Muitos nomes conhecidos que defenderam a anistia no passado, agora se posicionam contrários à anistia. Hoje, esse dispositivo serve de base para enquadrar réus dos atos de 8 de janeiro de 2023, quando supostos “golpistas” tentaram invadir e depredar os Três Poderes. O STF, onde Gilmar Mendes é uma voz proeminente, entende que, sendo o crime imprescritível, não admite anistia. No Congresso, parlamentares lembram que a Constituinte de 1988 retirou a cláusula anti-anistia para preservar a possibilidade de pacificação futura, uma visão alinhada com o entendimento de Mendes de que a anistia é um ato político de clemência, e que sua amplitude cabe ao Legislativo definir.
A anistia foi crucial em momentos de pacificação: em 1979, para encerrar o ciclo de repressão da ditadura; e em 1988, quando a Constituinte optou por não bani-la. Em 2010, no julgamento da ADPF 153, proposta pela Ordem dos Advogados do Brasil (OAB) para questionar a Lei de Anistia de 1979, Gilmar Mendes votou pela manutenção da anistia ampla, geral e irrestrita. Ele argumentou que ela foi um “ato solene de clemência” que viabilizou a ordem constitucional de 1988. Citando o jurista José Paulo Sepúlveda Pertence, Mendes destacou que a anistia de 1979 era “essencialmente irreversível”, pois tornava não criminosos atos que o eram à época, sendo um passo crucial para a democracia. Sua posição contribuiu para a decisão majoritária do STF (7 a 2) de manter a lei intacta, rejeitando a revisão para punir torturadores do regime militar.
Mais de três décadas após a Constituinte, a disputa sobre anistia permanece no centro da política brasileira. Protagonistas de 1988, como Lula, Serra e Ciro, ainda influenciam o debate, enquanto Mendes, no STF, reforça a visão de que a anistia é um instrumento político de pacificação, cuja legitimidade deriva do Congresso. A emenda de Caó simboliza o equilíbrio frágil da redemocratização: endurecimento contra atentados à democracia, mas preservação da conciliação.
O contexto da emenda reflete o calor da transição democrática: buscava proteger o regime sem repetir ciclos de vingança. A retirada da cláusula anti-anistia foi uma manobra pragmática para garantir a aprovação, e o “silêncio calculado” da Constituinte sobre a anistia alimenta hoje a controvérsia sobre os atos de 8 de janeiro.
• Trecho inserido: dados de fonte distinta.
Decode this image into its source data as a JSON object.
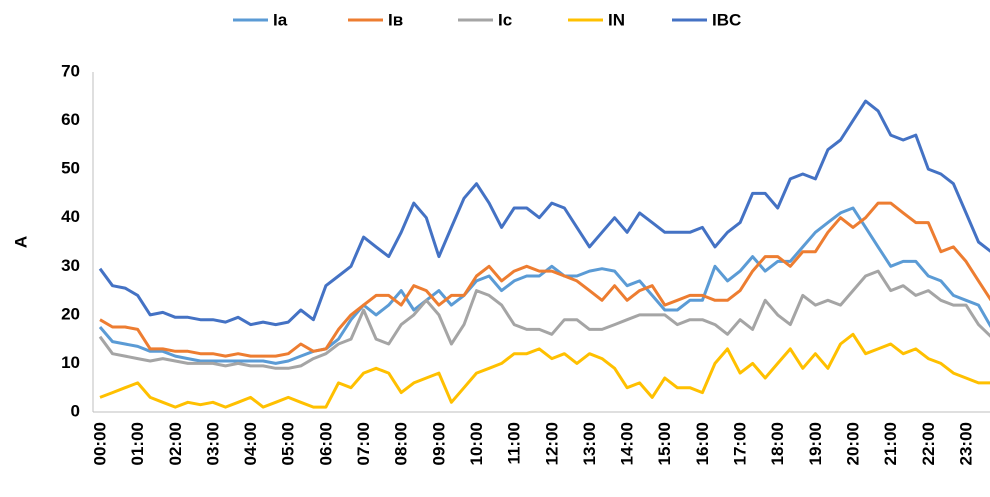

Gilmar Mendes, ao defender a anistia em 2010, destacou seu papel histórico na reconciliação, mas também alertou para o risco de “farisaísmo” ao punir apenas executores de crimes, sem considerar o contexto político mais amplo.
O artigo 5º, XLIV, nasceu como um pacto de transição, e sua tensão entre punição e perdão continua a definir os rumos da democracia. A visão de Mendes, que vê a anistia como um ato político essencial, reforça o legado da Constituinte: punir quem atenta contra a democracia, mas manter a possibilidade de reconciliação nacional. Esse resgate histórico mostra que a decisão de 1988 foi consciente e o debate atual, com figuras como Gilmar Mendes, prova que o Brasil ainda busca equilibrar justiça e concórdia.